As an extension of Daniel's answer, let me provide an explicit construction of a non-PRF MAC scheme like he describes.
I will start by assuming that $\Pi = (Gen, Mac, Vrfy)$ is a secure deterministic MAC scheme (which may or may not be a PRF), and I'll use it to construct a second MAC scheme $\Pi' = (Gen', Mac', Vrfy')$ which is also a secure MAC (in the sense that any attacker who can break $\Pi'$ can also break the original scheme $\Pi$) but which is explicitly not a PRF.
Specifically, let $[a,b]$ denote some unambiguously decodable encoding of the pair of strings $a$ and $b$, and let:
- $Gen' = Gen$,
- $Mac'_k(m) = [Mac_k(m), m]$, and
- $Vrfy'_k(m, \tau') = \textsf{true}$ if and only if:
- $\tau' = [\tau, m]$ for some string $\tau$, and
- $Vrfy_k(m, \tau) = \textsf{true}$.
That is, the tags generated by $Mac'$ include a copy of the full input message, and $Vrfy'$ includes an extra check that this copy indeed matches the message the tag is being verified against.
Clearly, $\Pi'$ is a valid MAC scheme, in the sense that $Vrfy'_k(m, Mac'_k(m)) = \textsf{true}$ for any $k \leftarrow Gen'$. Also, by construction, given oracle access to $Mac_k$ and $Vrfy_k$ instantiated with a random key $k \leftarrow Gen$, we can easily simulate $Mac'_k$ and $Vrfy'_k$. Thus, given any adversary $A'$ against the modified scheme $\Pi'$, we can trivially convert it into an equally effective adversary $A$ against the original scheme $\Pi$ by replacing all calls to $Mac'_k$ and $Vrfy'_k$ with their simulated equivalents, and removing the redundant copy of the message from the tag in the final forged output.

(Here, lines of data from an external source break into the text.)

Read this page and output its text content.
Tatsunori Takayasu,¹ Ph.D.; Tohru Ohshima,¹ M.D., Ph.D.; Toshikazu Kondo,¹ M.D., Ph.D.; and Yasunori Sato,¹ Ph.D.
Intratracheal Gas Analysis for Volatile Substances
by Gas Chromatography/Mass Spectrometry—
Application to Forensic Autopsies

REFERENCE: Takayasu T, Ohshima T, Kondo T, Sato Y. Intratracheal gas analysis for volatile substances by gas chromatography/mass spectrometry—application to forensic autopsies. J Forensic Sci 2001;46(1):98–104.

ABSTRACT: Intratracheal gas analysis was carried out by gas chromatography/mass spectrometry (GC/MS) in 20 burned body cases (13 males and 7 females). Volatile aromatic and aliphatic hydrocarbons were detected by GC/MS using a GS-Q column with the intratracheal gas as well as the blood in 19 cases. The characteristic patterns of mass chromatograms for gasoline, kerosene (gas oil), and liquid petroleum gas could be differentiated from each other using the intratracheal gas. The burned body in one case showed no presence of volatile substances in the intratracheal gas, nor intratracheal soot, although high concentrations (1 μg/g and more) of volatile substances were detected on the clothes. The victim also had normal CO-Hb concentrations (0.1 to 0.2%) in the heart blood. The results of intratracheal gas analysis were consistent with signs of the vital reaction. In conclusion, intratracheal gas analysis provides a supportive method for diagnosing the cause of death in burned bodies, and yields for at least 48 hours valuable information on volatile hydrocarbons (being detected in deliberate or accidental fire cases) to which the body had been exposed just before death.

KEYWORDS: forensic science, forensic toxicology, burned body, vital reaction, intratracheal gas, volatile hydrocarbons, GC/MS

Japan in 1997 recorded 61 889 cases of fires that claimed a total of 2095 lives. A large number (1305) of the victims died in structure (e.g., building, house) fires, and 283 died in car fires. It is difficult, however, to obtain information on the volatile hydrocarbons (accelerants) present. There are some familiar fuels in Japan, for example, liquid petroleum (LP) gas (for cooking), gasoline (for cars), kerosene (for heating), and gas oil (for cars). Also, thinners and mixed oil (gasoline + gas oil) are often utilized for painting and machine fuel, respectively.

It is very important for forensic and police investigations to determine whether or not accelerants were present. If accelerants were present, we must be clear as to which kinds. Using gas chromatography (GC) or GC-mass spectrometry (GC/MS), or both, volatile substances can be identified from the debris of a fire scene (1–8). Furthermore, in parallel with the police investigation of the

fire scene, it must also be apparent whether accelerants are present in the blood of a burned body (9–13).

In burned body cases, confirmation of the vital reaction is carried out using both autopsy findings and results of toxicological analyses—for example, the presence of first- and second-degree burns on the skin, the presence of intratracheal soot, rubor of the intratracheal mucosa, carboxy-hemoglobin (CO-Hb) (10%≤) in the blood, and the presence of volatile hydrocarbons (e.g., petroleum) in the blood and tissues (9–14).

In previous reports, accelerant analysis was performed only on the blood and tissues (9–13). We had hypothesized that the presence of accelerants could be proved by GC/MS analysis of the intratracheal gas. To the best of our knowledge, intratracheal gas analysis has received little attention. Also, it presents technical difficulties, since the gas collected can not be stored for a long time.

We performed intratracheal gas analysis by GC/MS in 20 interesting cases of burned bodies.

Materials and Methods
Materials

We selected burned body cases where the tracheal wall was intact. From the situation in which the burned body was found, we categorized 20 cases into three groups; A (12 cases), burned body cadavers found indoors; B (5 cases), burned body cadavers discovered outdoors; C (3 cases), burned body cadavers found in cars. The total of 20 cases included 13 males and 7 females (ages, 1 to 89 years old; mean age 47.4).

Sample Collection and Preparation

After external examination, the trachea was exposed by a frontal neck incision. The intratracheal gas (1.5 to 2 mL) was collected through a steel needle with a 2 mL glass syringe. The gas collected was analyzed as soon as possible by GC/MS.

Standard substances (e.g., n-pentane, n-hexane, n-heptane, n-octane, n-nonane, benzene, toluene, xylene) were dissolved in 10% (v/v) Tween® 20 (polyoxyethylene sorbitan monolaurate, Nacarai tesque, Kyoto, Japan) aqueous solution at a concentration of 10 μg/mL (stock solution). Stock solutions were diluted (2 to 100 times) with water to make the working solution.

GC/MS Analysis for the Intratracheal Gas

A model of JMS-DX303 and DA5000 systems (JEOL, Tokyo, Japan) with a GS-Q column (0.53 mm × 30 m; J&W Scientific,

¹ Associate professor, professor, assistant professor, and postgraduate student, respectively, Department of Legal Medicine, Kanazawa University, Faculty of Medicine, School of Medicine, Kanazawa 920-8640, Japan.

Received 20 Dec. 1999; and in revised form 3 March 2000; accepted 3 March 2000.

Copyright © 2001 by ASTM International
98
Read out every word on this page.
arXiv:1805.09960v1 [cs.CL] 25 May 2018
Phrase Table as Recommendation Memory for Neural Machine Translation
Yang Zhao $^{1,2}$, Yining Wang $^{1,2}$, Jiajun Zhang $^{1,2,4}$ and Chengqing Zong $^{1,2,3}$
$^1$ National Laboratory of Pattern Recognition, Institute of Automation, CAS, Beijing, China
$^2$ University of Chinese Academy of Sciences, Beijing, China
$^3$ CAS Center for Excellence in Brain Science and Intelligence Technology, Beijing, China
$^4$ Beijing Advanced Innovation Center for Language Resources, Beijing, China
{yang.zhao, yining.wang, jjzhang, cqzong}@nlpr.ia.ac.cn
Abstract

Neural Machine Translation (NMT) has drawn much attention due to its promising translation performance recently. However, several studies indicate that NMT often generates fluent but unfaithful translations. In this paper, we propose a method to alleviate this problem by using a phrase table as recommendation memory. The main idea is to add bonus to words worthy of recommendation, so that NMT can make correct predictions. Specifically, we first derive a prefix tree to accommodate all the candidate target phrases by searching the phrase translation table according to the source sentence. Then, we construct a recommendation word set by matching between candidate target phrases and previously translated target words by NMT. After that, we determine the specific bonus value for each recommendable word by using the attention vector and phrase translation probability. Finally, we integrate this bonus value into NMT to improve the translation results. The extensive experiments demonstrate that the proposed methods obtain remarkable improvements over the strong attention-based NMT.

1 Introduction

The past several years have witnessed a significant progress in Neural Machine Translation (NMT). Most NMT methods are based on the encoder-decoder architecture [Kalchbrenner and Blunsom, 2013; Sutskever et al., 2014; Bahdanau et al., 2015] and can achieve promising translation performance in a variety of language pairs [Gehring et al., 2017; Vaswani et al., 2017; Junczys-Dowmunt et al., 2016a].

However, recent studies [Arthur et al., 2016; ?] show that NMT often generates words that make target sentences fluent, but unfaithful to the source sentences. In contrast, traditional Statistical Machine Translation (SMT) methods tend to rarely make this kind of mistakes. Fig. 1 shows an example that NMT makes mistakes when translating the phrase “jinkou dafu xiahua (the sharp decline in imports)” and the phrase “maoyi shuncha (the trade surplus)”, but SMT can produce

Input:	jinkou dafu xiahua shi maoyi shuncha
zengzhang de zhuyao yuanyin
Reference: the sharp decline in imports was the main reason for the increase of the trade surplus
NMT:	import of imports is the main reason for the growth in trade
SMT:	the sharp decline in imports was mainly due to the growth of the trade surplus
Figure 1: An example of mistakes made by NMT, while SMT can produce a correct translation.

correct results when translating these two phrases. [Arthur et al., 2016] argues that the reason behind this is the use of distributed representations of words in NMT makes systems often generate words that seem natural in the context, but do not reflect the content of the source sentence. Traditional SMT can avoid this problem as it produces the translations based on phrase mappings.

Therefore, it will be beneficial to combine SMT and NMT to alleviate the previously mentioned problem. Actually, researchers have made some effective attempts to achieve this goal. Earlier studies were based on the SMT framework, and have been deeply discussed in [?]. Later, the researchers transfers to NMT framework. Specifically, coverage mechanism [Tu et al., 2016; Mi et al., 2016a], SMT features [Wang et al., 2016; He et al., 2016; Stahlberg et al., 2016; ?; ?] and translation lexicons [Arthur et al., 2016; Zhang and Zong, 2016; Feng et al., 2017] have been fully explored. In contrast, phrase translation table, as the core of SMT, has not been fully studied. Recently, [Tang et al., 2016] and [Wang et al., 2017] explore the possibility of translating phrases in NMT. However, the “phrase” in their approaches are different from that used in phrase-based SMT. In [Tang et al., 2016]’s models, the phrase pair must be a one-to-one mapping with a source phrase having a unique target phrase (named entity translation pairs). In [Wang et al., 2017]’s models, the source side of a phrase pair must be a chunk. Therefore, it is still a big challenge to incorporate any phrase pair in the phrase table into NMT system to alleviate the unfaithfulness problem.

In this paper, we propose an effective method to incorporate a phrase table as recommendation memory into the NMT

If the adversary $A'$ would succeed in forging a message against $\Pi'$ with a non-negligible advantage, then so $A$ would have (at least) the same advantage against $\Pi$. Conversely, this implies that if no such adversary exists against $\Pi$, then none can exist against $\Pi'$ either, and so that the modified scheme $\Pi'$ is (at least) as secure (as a MAC) as the original scheme $\Pi$.
(The subtle part here is that, by the definition of the MAC security game, $A$ fails if it outputs a pair $(m, \tau)$ after having previously received the tag $\tau$ by querying $Mac_k(m)$. But it's easy enough to show that, for this to happen with our constructed adversary $A$, the simulated adversary $A'$ would have had to output $(m, [\tau, m'])$ for some $m'$ in the same situation. If $m' \ne m$, then $A'$ would've failed anyway; otherwise, $A'$ would've previously received $[\tau, m]$ as a response to its simulated query for $Mac'_k(m)$, and so would've also failed.)
On the other hand, $(Gen', Mac')$ is obviously not a PRF over any codomain, at least as long as the message space includes more than one possible message. In particular, let $m_1$ and $m_2$ be two distinct valid messages. Then $Mac'_k(m_1) = [\tau_1, m_1]$ and $Mac'_k(m_2) = [\tau_2, m_2]$ for some arbitrary tags $\tau_1$ and $\tau_2$, whereas, for a random function $f$ with the same domain and codomain, it is (by definition) equally likely that $f(m_1) = [\tau_2, m_2]$ and $f(m_2) = [\tau_1, m_1]$.
This lets us trivially construct a distinguisher: just pick a random input message $m$, query for the corresponding output $f(m)$, and output $\textsf{true}$ if $f(m) = [\tau, m]$ for some tag $\tau$ and $\textsf{false}$ otherwise. This distinguisher will thus always output $\textsf{true}$ if $f = Mac'_k$ for some $k \leftarrow Gen'$, but has at least a 50% chance of outputting $\textsf{false}$ if $f$ is a random function with the same (or larger) codomain as $Mac'$.